In high school, I loved being on my team. My teammates became my very best friends from the start of freshman year pre-season. Their friendships were the ones that made me enjoy all of our senior year events, through coordinating who was saving seats for whom in the auditorium, to the trusty group chat, to going out to the diner after award nights. (Cue the reminiscing.) I loved playing my sport six days a week in season and I loved being in shape. I loved wearing my uniform to school on game days, or a dress on the arranged dress-up days.
I loved all the bruises and the sore muscles from weeks of hot practices and games. I loved bus rides with my girls and locker room heart-to-hearts. I loved having that time after a full day of drama-filled classes to reconnect with my team and focus on our task of playing the sport. So many of our Saturdays were spent early on that field breathing hard to condition and to get ready for the next weeks’ games. August was for tan lines from our racerbacks, shin guards and shorts. Being an athlete in high school led me to many of my best memories and my best friends.
Not playing in college was a huge change. I no longer have that set practice time to either look forward to or dread, depending on the rumors of our conditioning that day. I no longer have a daily requirement for exercising that being on a team brought to my routine. I no longer have my teammates to gossip with about anything and everything between class periods.
I miss being on a team and sharing the bond and the love of the sport. I miss having workouts mailed to my home in the beginning of the summer, even though I dreaded them through the years. I miss being a high school athlete; but now I am a college student, and I love it. And I definitely haven’t forgotten what playing on my team taught me.

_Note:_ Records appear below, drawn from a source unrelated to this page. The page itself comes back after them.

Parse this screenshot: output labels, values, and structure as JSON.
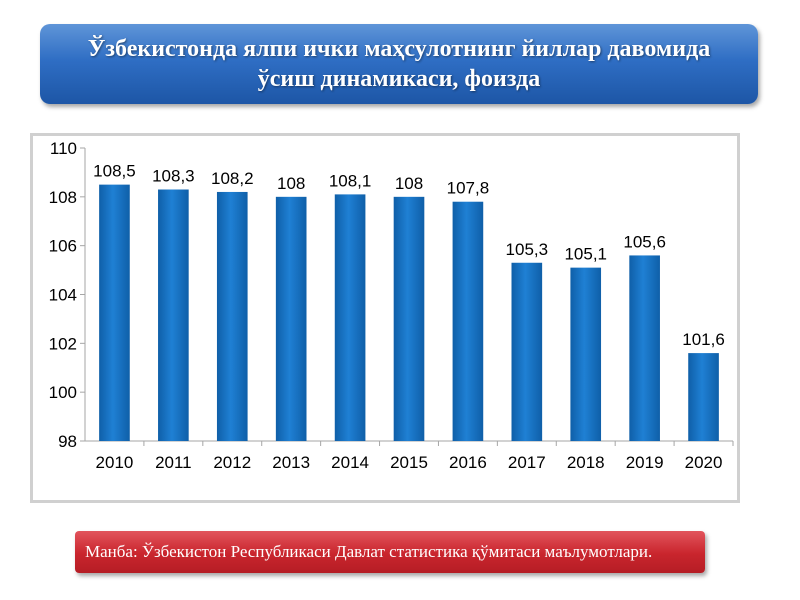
{
  "header": {
    "title": "Ўзбекистонда ялпи ички маҳсулотнинг йиллар давомида\nўсиш динамикаси, фоизда"
  },
  "footer": {
    "source": "Манба: Ўзбекистон Республикаси Давлат статистика қўмитаси маълумотлари."
  },
  "colors": {
    "bar": "#1f80d4",
    "bar_dark": "#0f5fa8",
    "title_bg": "#2f6ec4",
    "source_bg": "#c9252d"
  },
  "chart_data": {
    "type": "bar",
    "categories": [
      "2010",
      "2011",
      "2012",
      "2013",
      "2014",
      "2015",
      "2016",
      "2017",
      "2018",
      "2019",
      "2020"
    ],
    "values": [
      108.5,
      108.3,
      108.2,
      108,
      108.1,
      108,
      107.8,
      105.3,
      105.1,
      105.6,
      101.6
    ],
    "data_labels": [
      "108,5",
      "108,3",
      "108,2",
      "108",
      "108,1",
      "108",
      "107,8",
      "105,3",
      "105,1",
      "105,6",
      "101,6"
    ],
    "ylim": [
      98,
      110
    ],
    "yticks": [
      98,
      100,
      102,
      104,
      106,
      108,
      110
    ],
    "grid": false,
    "legend": "none"
  }
}
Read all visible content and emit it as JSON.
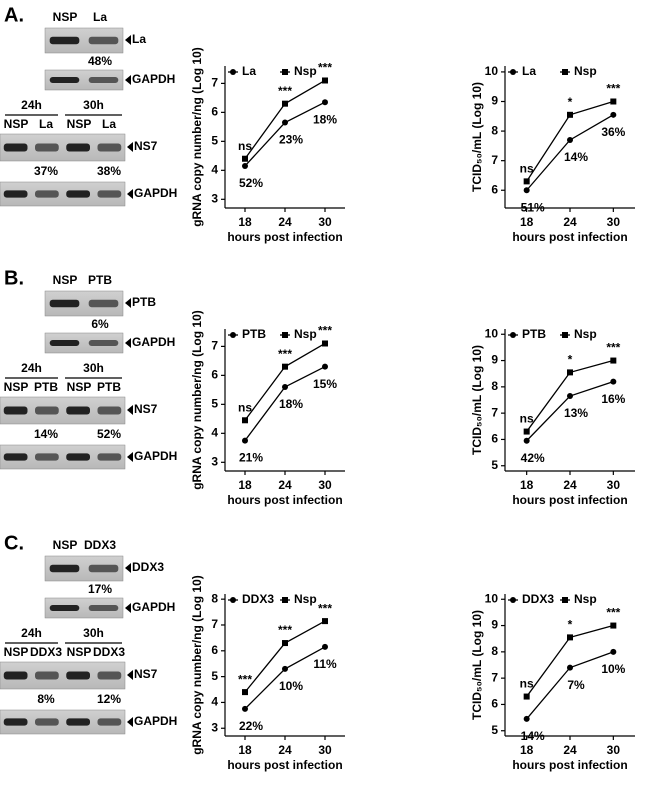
{
  "panels": [
    {
      "label": "A.",
      "top_lanes": [
        "NSP",
        "La"
      ],
      "top_bands": [
        "La",
        "GAPDH"
      ],
      "top_percent": "48%",
      "times": [
        "24h",
        "30h"
      ],
      "lanes": [
        "NSP",
        "La",
        "NSP",
        "La"
      ],
      "bands": [
        "NS7",
        "GAPDH"
      ],
      "percents": [
        "37%",
        "38%"
      ]
    },
    {
      "label": "B.",
      "top_lanes": [
        "NSP",
        "PTB"
      ],
      "top_bands": [
        "PTB",
        "GAPDH"
      ],
      "top_percent": "6%",
      "times": [
        "24h",
        "30h"
      ],
      "lanes": [
        "NSP",
        "PTB",
        "NSP",
        "PTB"
      ],
      "bands": [
        "NS7",
        "GAPDH"
      ],
      "percents": [
        "14%",
        "52%"
      ]
    },
    {
      "label": "C.",
      "top_lanes": [
        "NSP",
        "DDX3"
      ],
      "top_bands": [
        "DDX3",
        "GAPDH"
      ],
      "top_percent": "17%",
      "times": [
        "24h",
        "30h"
      ],
      "lanes": [
        "NSP",
        "DDX3",
        "NSP",
        "DDX3"
      ],
      "bands": [
        "NS7",
        "GAPDH"
      ],
      "percents": [
        "8%",
        "12%"
      ]
    }
  ],
  "chart_data": [
    {
      "type": "line",
      "ylabel": "gRNA copy number/ng (Log 10)",
      "xlabel": "hours post infection",
      "x": [
        18,
        24,
        30
      ],
      "xlim": [
        15,
        33
      ],
      "ylim": [
        2.7,
        7.6
      ],
      "yticks": [
        3,
        4,
        5,
        6,
        7
      ],
      "series": [
        {
          "name": "La",
          "color": "#000000",
          "marker": "circle",
          "values": [
            4.15,
            5.65,
            6.35
          ]
        },
        {
          "name": "Nsp",
          "color": "#000000",
          "marker": "square",
          "values": [
            4.4,
            6.3,
            7.1
          ]
        }
      ],
      "significance": [
        "ns",
        "***",
        "***"
      ],
      "percent_labels": [
        "52%",
        "23%",
        "18%"
      ]
    },
    {
      "type": "line",
      "ylabel": "TCID₅₀/mL (Log 10)",
      "xlabel": "hours post infection",
      "x": [
        18,
        24,
        30
      ],
      "xlim": [
        15,
        33
      ],
      "ylim": [
        5.4,
        10.2
      ],
      "yticks": [
        6,
        7,
        8,
        9,
        10
      ],
      "series": [
        {
          "name": "La",
          "color": "#000000",
          "marker": "circle",
          "values": [
            6.0,
            7.7,
            8.55
          ]
        },
        {
          "name": "Nsp",
          "color": "#000000",
          "marker": "square",
          "values": [
            6.3,
            8.55,
            9.0
          ]
        }
      ],
      "significance": [
        "ns",
        "*",
        "***"
      ],
      "percent_labels": [
        "51%",
        "14%",
        "36%"
      ]
    },
    {
      "type": "line",
      "ylabel": "gRNA copy number/ng (Log 10)",
      "xlabel": "hours post infection",
      "x": [
        18,
        24,
        30
      ],
      "xlim": [
        15,
        33
      ],
      "ylim": [
        2.7,
        7.6
      ],
      "yticks": [
        3,
        4,
        5,
        6,
        7
      ],
      "series": [
        {
          "name": "PTB",
          "color": "#000000",
          "marker": "circle",
          "values": [
            3.75,
            5.6,
            6.3
          ]
        },
        {
          "name": "Nsp",
          "color": "#000000",
          "marker": "square",
          "values": [
            4.45,
            6.3,
            7.1
          ]
        }
      ],
      "significance": [
        "ns",
        "***",
        "***"
      ],
      "percent_labels": [
        "21%",
        "18%",
        "15%"
      ]
    },
    {
      "type": "line",
      "ylabel": "TCID₅₀/mL (Log 10)",
      "xlabel": "hours post infection",
      "x": [
        18,
        24,
        30
      ],
      "xlim": [
        15,
        33
      ],
      "ylim": [
        4.8,
        10.2
      ],
      "yticks": [
        5,
        6,
        7,
        8,
        9,
        10
      ],
      "series": [
        {
          "name": "PTB",
          "color": "#000000",
          "marker": "circle",
          "values": [
            5.95,
            7.65,
            8.2
          ]
        },
        {
          "name": "Nsp",
          "color": "#000000",
          "marker": "square",
          "values": [
            6.3,
            8.55,
            9.0
          ]
        }
      ],
      "significance": [
        "ns",
        "*",
        "***"
      ],
      "percent_labels": [
        "42%",
        "13%",
        "16%"
      ]
    },
    {
      "type": "line",
      "ylabel": "gRNA copy number/ng (Log 10)",
      "xlabel": "hours post infection",
      "x": [
        18,
        24,
        30
      ],
      "xlim": [
        15,
        33
      ],
      "ylim": [
        2.7,
        8.2
      ],
      "yticks": [
        3,
        4,
        5,
        6,
        7,
        8
      ],
      "series": [
        {
          "name": "DDX3",
          "color": "#000000",
          "marker": "circle",
          "values": [
            3.75,
            5.3,
            6.15
          ]
        },
        {
          "name": "Nsp",
          "color": "#000000",
          "marker": "square",
          "values": [
            4.4,
            6.3,
            7.15
          ]
        }
      ],
      "significance": [
        "***",
        "***",
        "***"
      ],
      "percent_labels": [
        "22%",
        "10%",
        "11%"
      ]
    },
    {
      "type": "line",
      "ylabel": "TCID₅₀/mL (Log 10)",
      "xlabel": "hours post infection",
      "x": [
        18,
        24,
        30
      ],
      "xlim": [
        15,
        33
      ],
      "ylim": [
        4.8,
        10.2
      ],
      "yticks": [
        5,
        6,
        7,
        8,
        9,
        10
      ],
      "series": [
        {
          "name": "DDX3",
          "color": "#000000",
          "marker": "circle",
          "values": [
            5.45,
            7.4,
            8.0
          ]
        },
        {
          "name": "Nsp",
          "color": "#000000",
          "marker": "square",
          "values": [
            6.3,
            8.55,
            9.0
          ]
        }
      ],
      "significance": [
        "ns",
        "*",
        "***"
      ],
      "percent_labels": [
        "14%",
        "7%",
        "10%"
      ]
    }
  ]
}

I now craft my own workouts, and I am going to the gym on campus six days a week. I am losing weight that I never did as an athlete, because I am making individualized plans and modifications. (I also am no longer binging on bags of cheese doodles on bus rides home from games.) I am feeling confident and strong because of the way I am treating my body, and I actually use a lot of the workouts I remember from team workouts.
I am doing great in my school work and I am involved in multiple clubs on campus. I have great friends who aren’t my teammates, but who still coordinate seats at the dining hall instead of the high school auditorium. I also still consider my teammates my good friends and we’ve gotten together on breaks and laughed like old times. I am doing great, and I owe a lot of thanks to being a high school athlete.
It was a big change, not being on a team, but I love how my year has turned out.